Thanks for the comment/groan...and twat is a far too ignored word that I am hell bent on bringing back. Happy holidays to you, Fifty and Gregory. Love you sweet lady.
My Gorgeous Samantha,
ReplyDeleteThe best part of this hilarious post is that I can sit here and comment and not have to go to work at my retail wine shop after. Man, do I remember all these folks. Restaurants have their own set of snotballs to deal with, but retail, at Christmas, tops them all.
One of my favorites--a guy wanted his bottles gift-wrapped with price tags "accidentally" left on the bottles. Only he wanted us to put $24.99 price tags on $11.99 bottles. Yup, so WE looked like price gougers. It's one thing to be cheap, it's another to ask folks to conspire so that you don't seem to be. He's the guy slipping slugs into the Salvation Army kettles.

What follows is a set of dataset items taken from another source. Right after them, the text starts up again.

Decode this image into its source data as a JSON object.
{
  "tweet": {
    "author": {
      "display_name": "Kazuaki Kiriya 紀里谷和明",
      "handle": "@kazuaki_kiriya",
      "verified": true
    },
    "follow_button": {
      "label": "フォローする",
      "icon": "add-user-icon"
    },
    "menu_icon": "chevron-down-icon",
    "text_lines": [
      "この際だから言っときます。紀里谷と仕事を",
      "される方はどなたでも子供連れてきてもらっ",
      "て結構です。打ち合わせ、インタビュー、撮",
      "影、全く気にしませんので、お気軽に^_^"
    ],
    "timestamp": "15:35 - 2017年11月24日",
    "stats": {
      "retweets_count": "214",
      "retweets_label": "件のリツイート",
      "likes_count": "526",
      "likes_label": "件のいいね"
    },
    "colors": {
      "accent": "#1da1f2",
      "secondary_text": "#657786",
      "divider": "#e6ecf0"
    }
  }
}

Hang in there, Gorgeous! I love you!
Ron My Love,
ReplyDelete"Snotballs" can I quote you on that? Ah yes, the "Keep the price tag on" and "Hey, could you put a higher price on their" folks. Still happens Love. The latter say it like they are joking but when I say, "I can do that" they always have me do it. So bloody tacky, not to mention stupid. You hand someone a bottle of say, The Prisoner with a $60 price tag and they are thinking, "What an idiot, he/she paid that much for this?!"...wankers. Oh well, I married into one of those families too, my mother in-law always leaves the price tags on and always checks the back of greeting cards...such weird fucking behavior to me but, so it goes.
I'll try and hang in here handsome, even when I feel like my bits are hanging out! I love you too!
Great column. So full of truth.
ReplyDeleteThis is where your story-telling abilities meets the wine floor.
Thanks for reminding us that wine is wine.
And happy, happy and merry, merry.
Charlie
Charlie My Sweet,
ReplyDeleteWhy thank you dear man. I'm such a chick but these little strokes from you remarkable dudes, well it goes a long way in making me a happier and more confident woman. So thank you for the years of all that there. My very best to you and your loving family Sir Charles.